I actually saw the swell on January 1, head throbbing and looking for an excuse to get my life back in order after all the Christmas festivities. I was perusing the swell forecast for Western Australia when bang -- there it was -- the swell I've been waiting for to get another shot at paddle surfing Cow Bommie.
Over the edge in Western Australia
As the new year roared in, Western Oz turned on and the local boys were on it. But in the words of Kenny Rodgers, "You gotta know when to hold, know when to fold." Brett Burcher dumps his hand for the safety of the depths as his board pays the price.
My thinking is that paddling Cow Bommie is the pinnacle for big wave surfing in Australia. It's the biggest and heaviest wave we have and to get out there and paddle it is one of the strongest adrenaline rushes I have ever had.
We woke on the morning of Jan. 4 to howling onshores and massive swell. With the wind supposedly dropping off mid-morning, we went back to Russell Ord's place, got all the gear ready and tried to keep a positive outlook on the conditions. I was confident if we hit it around 11 a.m., we should score the best of the conditions with a raising swell. I felt fairly relaxed, -- maybe too relaxed for the situation I was about to put my self into and yes, you do ask your self, "Why?"
"Why am I drawn to such acts of nature that every human instinct should send me fleeing from?"
As soon as we rocked up to the headland and looked out to the Bommie, (about 4 kilometers out to sea) I got excited and wanted to get out there as soon as humanly possible. The idea of having huge waves to ourselves was too good to refuse or even delay.
With Brett Burcher and myself surfing and Russell Ord on safety and photo duties, we crammed on the ski and where out there, deposited in those shark infested waters with a 6-meter angry ocean. It's what I love and why I continue to surf big waves.

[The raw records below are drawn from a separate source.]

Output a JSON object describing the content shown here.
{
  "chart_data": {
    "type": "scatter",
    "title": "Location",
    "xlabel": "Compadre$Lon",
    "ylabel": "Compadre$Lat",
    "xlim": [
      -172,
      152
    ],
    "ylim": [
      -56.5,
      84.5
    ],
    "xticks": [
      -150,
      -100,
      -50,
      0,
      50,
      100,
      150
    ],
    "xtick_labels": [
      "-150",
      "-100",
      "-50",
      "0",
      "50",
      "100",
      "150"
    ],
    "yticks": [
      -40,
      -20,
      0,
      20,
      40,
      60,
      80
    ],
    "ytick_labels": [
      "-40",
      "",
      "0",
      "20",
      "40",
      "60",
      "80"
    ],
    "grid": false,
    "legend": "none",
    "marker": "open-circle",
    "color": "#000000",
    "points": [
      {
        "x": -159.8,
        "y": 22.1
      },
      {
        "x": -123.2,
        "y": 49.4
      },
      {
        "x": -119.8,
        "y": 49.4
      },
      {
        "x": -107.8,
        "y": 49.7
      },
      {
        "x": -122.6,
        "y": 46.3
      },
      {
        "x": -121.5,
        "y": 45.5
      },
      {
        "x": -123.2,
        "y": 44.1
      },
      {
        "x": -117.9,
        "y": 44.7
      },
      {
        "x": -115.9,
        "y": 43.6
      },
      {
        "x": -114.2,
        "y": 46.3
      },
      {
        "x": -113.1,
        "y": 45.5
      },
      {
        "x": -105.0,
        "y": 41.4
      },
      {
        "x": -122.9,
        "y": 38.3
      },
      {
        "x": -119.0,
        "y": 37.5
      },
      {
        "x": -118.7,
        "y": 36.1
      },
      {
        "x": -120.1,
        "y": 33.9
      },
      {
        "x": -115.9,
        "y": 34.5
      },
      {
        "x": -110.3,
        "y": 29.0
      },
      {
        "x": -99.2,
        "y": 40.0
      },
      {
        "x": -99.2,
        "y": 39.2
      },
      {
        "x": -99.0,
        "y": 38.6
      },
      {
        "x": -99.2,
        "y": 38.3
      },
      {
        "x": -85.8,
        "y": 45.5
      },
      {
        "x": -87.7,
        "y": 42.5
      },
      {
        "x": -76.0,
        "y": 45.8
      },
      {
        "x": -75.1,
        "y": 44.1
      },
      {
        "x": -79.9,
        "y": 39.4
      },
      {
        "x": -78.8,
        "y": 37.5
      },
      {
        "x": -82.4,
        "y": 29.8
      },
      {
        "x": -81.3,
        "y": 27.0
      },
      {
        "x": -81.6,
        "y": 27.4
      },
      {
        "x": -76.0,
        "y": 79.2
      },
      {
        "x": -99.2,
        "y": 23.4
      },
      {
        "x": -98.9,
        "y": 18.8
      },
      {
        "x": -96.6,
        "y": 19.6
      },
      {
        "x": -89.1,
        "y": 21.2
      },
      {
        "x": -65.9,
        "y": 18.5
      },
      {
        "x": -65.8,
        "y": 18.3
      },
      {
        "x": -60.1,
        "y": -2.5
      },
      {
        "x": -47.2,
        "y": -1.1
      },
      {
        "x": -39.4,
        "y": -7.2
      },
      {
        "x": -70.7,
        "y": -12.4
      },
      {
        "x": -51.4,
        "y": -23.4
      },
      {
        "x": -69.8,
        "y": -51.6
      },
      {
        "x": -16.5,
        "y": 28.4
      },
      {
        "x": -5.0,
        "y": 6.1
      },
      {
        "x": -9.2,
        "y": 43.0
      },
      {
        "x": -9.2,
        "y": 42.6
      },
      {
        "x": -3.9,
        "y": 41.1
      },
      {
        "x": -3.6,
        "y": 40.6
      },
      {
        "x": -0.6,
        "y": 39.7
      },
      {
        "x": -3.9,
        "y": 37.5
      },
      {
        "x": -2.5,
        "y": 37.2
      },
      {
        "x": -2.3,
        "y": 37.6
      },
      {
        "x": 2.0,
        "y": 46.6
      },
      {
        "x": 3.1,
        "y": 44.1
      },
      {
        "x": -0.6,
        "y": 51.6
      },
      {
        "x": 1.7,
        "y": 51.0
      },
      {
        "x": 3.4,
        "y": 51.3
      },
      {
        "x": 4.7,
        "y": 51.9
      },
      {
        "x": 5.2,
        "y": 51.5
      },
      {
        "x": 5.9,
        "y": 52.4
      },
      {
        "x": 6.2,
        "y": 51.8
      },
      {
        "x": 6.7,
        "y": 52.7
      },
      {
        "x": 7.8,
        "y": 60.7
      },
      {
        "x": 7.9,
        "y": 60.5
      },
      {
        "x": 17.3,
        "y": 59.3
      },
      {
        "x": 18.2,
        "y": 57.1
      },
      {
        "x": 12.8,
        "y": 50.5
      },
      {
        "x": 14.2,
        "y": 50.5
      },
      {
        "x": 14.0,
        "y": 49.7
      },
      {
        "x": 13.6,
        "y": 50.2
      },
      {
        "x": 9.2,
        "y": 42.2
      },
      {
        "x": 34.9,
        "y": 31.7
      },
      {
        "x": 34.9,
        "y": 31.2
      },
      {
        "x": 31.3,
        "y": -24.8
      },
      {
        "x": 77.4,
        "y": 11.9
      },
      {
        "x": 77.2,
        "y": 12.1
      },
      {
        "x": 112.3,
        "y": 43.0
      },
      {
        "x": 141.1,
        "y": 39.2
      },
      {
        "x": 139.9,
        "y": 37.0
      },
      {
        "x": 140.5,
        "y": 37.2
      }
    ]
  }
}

I rode four waves that day, two warm ups and two set waves with my last wave being one of the biggest paddle-ins of my life. 10 minutes before that wave approach I dodged a 25-foot (50-foot face) set wave by throwing my board in the lip of the wave and diving through it.

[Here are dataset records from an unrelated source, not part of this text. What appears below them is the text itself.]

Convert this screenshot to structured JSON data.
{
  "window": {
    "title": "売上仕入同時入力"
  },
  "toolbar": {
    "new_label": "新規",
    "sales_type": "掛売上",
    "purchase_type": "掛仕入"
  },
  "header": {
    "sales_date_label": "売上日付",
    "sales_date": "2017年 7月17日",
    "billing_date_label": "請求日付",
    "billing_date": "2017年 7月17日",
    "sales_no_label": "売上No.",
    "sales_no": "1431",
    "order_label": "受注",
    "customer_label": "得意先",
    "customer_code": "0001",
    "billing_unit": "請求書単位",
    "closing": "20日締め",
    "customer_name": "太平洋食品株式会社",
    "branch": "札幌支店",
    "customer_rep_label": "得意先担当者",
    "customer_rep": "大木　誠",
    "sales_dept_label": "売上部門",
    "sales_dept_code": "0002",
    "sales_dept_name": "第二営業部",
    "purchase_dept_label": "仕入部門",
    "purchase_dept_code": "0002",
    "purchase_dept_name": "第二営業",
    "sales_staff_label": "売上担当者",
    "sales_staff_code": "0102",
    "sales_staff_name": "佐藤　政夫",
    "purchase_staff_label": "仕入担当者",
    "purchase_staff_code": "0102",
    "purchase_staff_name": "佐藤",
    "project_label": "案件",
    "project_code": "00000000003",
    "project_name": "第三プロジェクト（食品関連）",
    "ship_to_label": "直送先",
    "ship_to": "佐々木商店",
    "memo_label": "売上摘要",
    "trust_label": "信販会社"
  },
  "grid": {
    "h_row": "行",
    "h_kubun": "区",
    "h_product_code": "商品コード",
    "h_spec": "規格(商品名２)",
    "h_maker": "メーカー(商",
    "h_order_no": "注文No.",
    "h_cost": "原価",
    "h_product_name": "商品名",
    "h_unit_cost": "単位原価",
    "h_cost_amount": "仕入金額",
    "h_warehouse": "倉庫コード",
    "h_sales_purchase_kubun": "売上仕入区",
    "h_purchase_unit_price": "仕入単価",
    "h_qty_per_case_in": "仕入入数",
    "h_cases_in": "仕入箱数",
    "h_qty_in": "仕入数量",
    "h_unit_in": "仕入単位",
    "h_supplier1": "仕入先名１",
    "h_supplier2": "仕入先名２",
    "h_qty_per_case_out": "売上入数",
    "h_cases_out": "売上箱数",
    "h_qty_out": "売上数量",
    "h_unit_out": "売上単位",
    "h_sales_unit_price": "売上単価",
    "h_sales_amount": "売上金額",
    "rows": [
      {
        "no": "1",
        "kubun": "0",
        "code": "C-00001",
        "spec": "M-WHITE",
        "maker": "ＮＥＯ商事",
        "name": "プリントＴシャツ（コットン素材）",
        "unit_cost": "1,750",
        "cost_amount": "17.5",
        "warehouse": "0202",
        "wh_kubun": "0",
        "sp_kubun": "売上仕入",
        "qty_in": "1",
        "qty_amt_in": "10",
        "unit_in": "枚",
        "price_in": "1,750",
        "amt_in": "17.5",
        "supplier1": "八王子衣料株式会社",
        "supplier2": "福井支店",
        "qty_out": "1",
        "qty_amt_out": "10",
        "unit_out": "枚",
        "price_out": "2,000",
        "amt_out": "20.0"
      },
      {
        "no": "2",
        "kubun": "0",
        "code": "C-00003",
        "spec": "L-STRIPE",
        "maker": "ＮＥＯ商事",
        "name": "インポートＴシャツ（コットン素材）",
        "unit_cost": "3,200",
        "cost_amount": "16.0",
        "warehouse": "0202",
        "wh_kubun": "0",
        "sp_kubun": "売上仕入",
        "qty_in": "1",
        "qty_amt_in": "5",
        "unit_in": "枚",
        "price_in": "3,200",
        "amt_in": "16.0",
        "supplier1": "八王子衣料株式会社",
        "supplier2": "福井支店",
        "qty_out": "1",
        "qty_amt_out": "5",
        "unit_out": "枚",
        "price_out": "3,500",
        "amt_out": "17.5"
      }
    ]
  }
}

Escaping that situation, I knew needn't push my luck and surf for hours, so I focused on getting in the spot for the next set wave which turned out to be a monster. I saw it coming and held my ground. It's how you have to approach the situation, if you are committing to ride a wave of this size simply because they move so fast. The scary thing is that you have no idea where the wave is going to break. With luck on my side, I was in a position to whip around and go. It all happened pretty quickly but I know it was a bumpy ride down, and the speed I had was like no other wave I've ever ridden. I just hung on and made the drop to then be engulfed by a mountain of whitewater that ripped my body in all direction and dislocated my shoulder in the process.
I came up from that wipeout completely exhausted, only to get smashed by another pair of 20-foot waves. Ord came and rescued me on the ski. I was seeing stars but I too busy buzzing on life and that wave. I knew the trip was over with my injured shoulder. But I didn't care, that moment of riding that huge wave and coming out is what it's all about!